According to highly respected football journalist Alan Biggs, the proliferation of penalties this season is not down to a change in the rules but the interpretation. “The new handball law was introduced in 2018,” Biggs says. “The law itself has not changed this season but the IFAB [football’s international lawmakers] felt the Premier League were out of step with the rest of the football world so they needed to be dragged into line, with the PGMOL [English referees’ body] urged to follow a stricter adherence to the letter of the law.”

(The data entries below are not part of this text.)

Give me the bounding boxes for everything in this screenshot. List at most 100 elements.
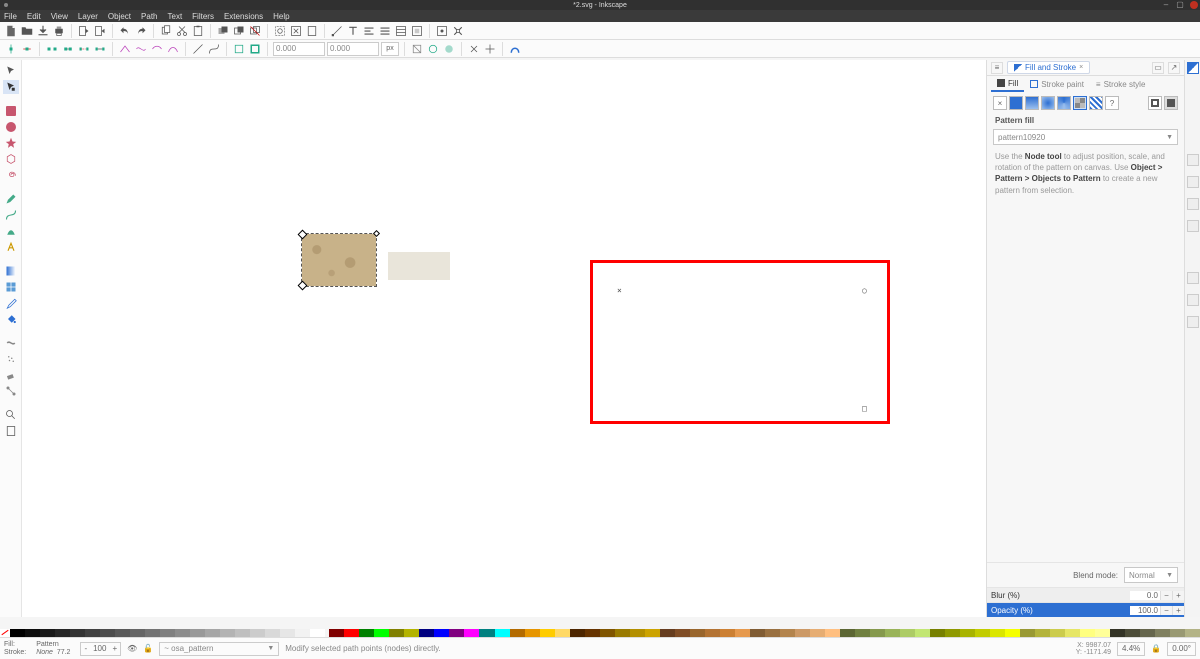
node-cusp-button[interactable] [118, 42, 132, 56]
red-rectangle-object[interactable] [590, 260, 890, 424]
eraser-tool[interactable] [3, 368, 19, 382]
new-file-button[interactable] [4, 24, 18, 38]
palette-swatch[interactable] [885, 629, 900, 637]
star-tool[interactable] [3, 136, 19, 150]
cut-button[interactable] [175, 24, 189, 38]
subtab-fill[interactable]: Fill [991, 77, 1024, 92]
palette-swatch[interactable] [975, 629, 990, 637]
palette-swatch[interactable] [205, 629, 220, 637]
layer-visibility-icon[interactable]: 👁 [127, 644, 137, 653]
subtab-stroke-style[interactable]: ≡Stroke style [1090, 78, 1151, 91]
palette-swatch[interactable] [464, 629, 479, 637]
palette-swatch[interactable] [359, 629, 374, 637]
dock-layers-icon[interactable] [1187, 198, 1199, 210]
palette-swatch[interactable] [404, 629, 419, 637]
palette-swatch[interactable] [419, 629, 434, 637]
palette-swatch[interactable] [990, 629, 1005, 637]
align-icon[interactable] [362, 24, 376, 38]
palette-swatch[interactable] [1155, 629, 1170, 637]
node-x-input[interactable] [273, 42, 325, 56]
paintbucket-tool[interactable] [3, 312, 19, 326]
dropper-tool[interactable] [3, 296, 19, 310]
segment-curve-button[interactable] [207, 42, 221, 56]
copy-button[interactable] [159, 24, 173, 38]
node-delete-button[interactable] [20, 42, 34, 56]
paint-none-button[interactable]: × [993, 96, 1007, 110]
paint-swatch-button[interactable] [1089, 96, 1103, 110]
print-button[interactable] [52, 24, 66, 38]
save-button[interactable] [36, 24, 50, 38]
palette-swatch[interactable] [1005, 629, 1020, 637]
opacity-minus-button[interactable]: − [1160, 606, 1172, 615]
zoom-page-button[interactable] [305, 24, 319, 38]
palette-swatch[interactable] [810, 629, 825, 637]
palette-swatch[interactable] [960, 629, 975, 637]
palette-swatch[interactable] [1035, 629, 1050, 637]
palette-swatch[interactable] [1110, 629, 1125, 637]
layers-icon[interactable] [394, 24, 408, 38]
menu-text[interactable]: Text [168, 12, 183, 21]
node-auto-button[interactable] [166, 42, 180, 56]
spiral-tool[interactable] [3, 168, 19, 182]
palette-swatch[interactable] [374, 629, 389, 637]
spray-tool[interactable] [3, 352, 19, 366]
palette-swatch[interactable] [1125, 629, 1140, 637]
window-maximize-button[interactable]: ▢ [1176, 1, 1184, 9]
palette-swatch[interactable] [1080, 629, 1095, 637]
paint-pattern-button[interactable] [1073, 96, 1087, 110]
mesh-tool[interactable] [3, 280, 19, 294]
palette-swatch[interactable] [434, 629, 449, 637]
zoom-input[interactable]: 4.4% [1117, 642, 1145, 656]
fillrule-nonzero-button[interactable] [1164, 96, 1178, 110]
pale-rect-object[interactable] [388, 252, 450, 280]
clone-button[interactable] [232, 24, 246, 38]
palette-swatch[interactable] [600, 629, 615, 637]
palette-swatch[interactable] [945, 629, 960, 637]
palette-swatch[interactable] [780, 629, 795, 637]
node-break-button[interactable] [45, 42, 59, 56]
dock-selectors-icon[interactable] [1187, 294, 1199, 306]
dock-transform-icon[interactable] [1187, 176, 1199, 188]
palette-swatch[interactable] [250, 629, 265, 637]
palette-swatch[interactable] [870, 629, 885, 637]
pattern-rotate-marker[interactable]: □ [862, 404, 867, 413]
show-mask-button[interactable] [426, 42, 440, 56]
node-smooth-button[interactable] [134, 42, 148, 56]
menu-help[interactable]: Help [273, 12, 289, 21]
paste-button[interactable] [191, 24, 205, 38]
menu-object[interactable]: Object [108, 12, 131, 21]
palette-swatch[interactable] [235, 629, 250, 637]
palette-swatch[interactable] [795, 629, 810, 637]
menu-filters[interactable]: Filters [192, 12, 214, 21]
palette-swatch[interactable] [344, 629, 359, 637]
palette-swatch[interactable] [10, 629, 25, 637]
palette-swatch[interactable] [100, 629, 115, 637]
palette-swatch[interactable] [585, 629, 600, 637]
palette-swatch[interactable] [735, 629, 750, 637]
palette-swatch[interactable] [555, 629, 570, 637]
calligraphy-tool[interactable] [3, 224, 19, 238]
rotation-input[interactable]: 0.00° [1167, 642, 1196, 656]
palette-swatch[interactable] [1170, 629, 1185, 637]
paint-flat-button[interactable] [1009, 96, 1023, 110]
palette-none-swatch[interactable] [0, 629, 10, 637]
redo-button[interactable] [134, 24, 148, 38]
menu-edit[interactable]: Edit [27, 12, 41, 21]
palette-swatch[interactable] [630, 629, 645, 637]
palette-swatch[interactable] [1185, 629, 1200, 637]
zoom-drawing-button[interactable] [289, 24, 303, 38]
palette-swatch[interactable] [329, 629, 344, 637]
node-tool[interactable] [3, 80, 19, 94]
palette-swatch[interactable] [40, 629, 55, 637]
node-edit-icon[interactable] [330, 24, 344, 38]
undo-button[interactable] [118, 24, 132, 38]
blend-mode-select[interactable]: Normal▼ [1124, 567, 1178, 583]
palette-swatch[interactable] [720, 629, 735, 637]
show-handles-button[interactable] [467, 42, 481, 56]
palette-swatch[interactable] [900, 629, 915, 637]
palette-swatch[interactable] [1050, 629, 1065, 637]
zoom-tool[interactable] [3, 408, 19, 422]
node-y-input[interactable] [327, 42, 379, 56]
palette-swatch[interactable] [765, 629, 780, 637]
blur-plus-button[interactable]: + [1172, 591, 1184, 600]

Biggs, who helped set up the You Are the Ref site in collaboration with Keith Hackett and is still in regular touch with the former FIFA official, is scathing about this new interpretation. “It’s an utter nonsense,” he says. “You didn’t have to be a Nostradamus to predict what would happen once Mike Riley [head of PGMOL] caved in to the IFAB.” And indeed over the last few weeks things have come to a head. There was the Lindelof handball in their game against Palace, which sent Gary Neville into a predictable spiral of rage: “Ayew scoops it up against Lindelof’s arm – I’ll be absolutely amazed, I’d be devastated if I had a penalty given against me for that. His arm’s moved with his running action. I thought that the Leeds one last week at Anfield was nonsense and I think this one is equally so.”
If Neville’s rant was unsurprising, the barely concealed fury of a normally mild-mannered 73 year-old the following week was a turn-up for the books. This time it was Palace who felt aggrieved and Roy Hodgson was as close to apoplectic as ever during his 44-year coaching career when commenting on the penalty given against Joel Ward in the game against Everton. “It’s completely unacceptable. It’s destroying my enjoyment of the game of football,” said Hodgson. “I can’t understand how everyone in the game – the Premier League, referees, managers and coaches – have allowed this rule to come into operation. I don’t want to profit from it or lose from it.”
Hodgson added: “I do not believe in the rule. People in football find it hard to accept. The referee doesn’t think it is handball either. He doesn’t want to give it but has to, because that’s what he is told to do.” Hodgson was not alone in his contempt, Ward himself was similarly angry and bemused by the decision. Both Clive Tyldesley and Ally McCoist, who were commentating on the match for Amazon Prime, shared the overriding sense of disbelief. When the handball law was displayed on screen and they went through it line by line the commentator and pundit could not fathom how Ward had transgressed.
The following day Eric Dier became the latest victim of this stricter enforcement when adjudged to have committed a handball offence even though he had no sight of the ball as it was behind his back before hitting his outstretched arm. This incident was the straw that broke the camel’s back and PGMOL decided it was time to fight back as Biggs points out: “So they have now instructed referees to soften their approach within the spirit of the game.” Moving forward, the Lindelof and Ward incidents would no longer be considered to be penalties, although Dier’s would because “the hand arm was above/beyond shoulder level.”
According to Biggs, the blame for the confusion and controversy lies with not only the power game between IFAB and PGMOL but also at one man’s door. “If you check the wording of the handball law, the deliberate element is still there but it is muddied by the surrounding verbal diarrhoea from IFAB’s technical director, David Elleray.” Elleray has been in charge of the sport’s laws since the start of the 2016/17 season and has overseen 178 law changes in those four years, but those relevant to handball are opaque. “I know of refs who have read it once,” Biggs says. “Then twice and finally for a third time and they admit to me that they don’t understand the handball law anymore. But what would you expect from an ex-public school teacher who probably never played the game?”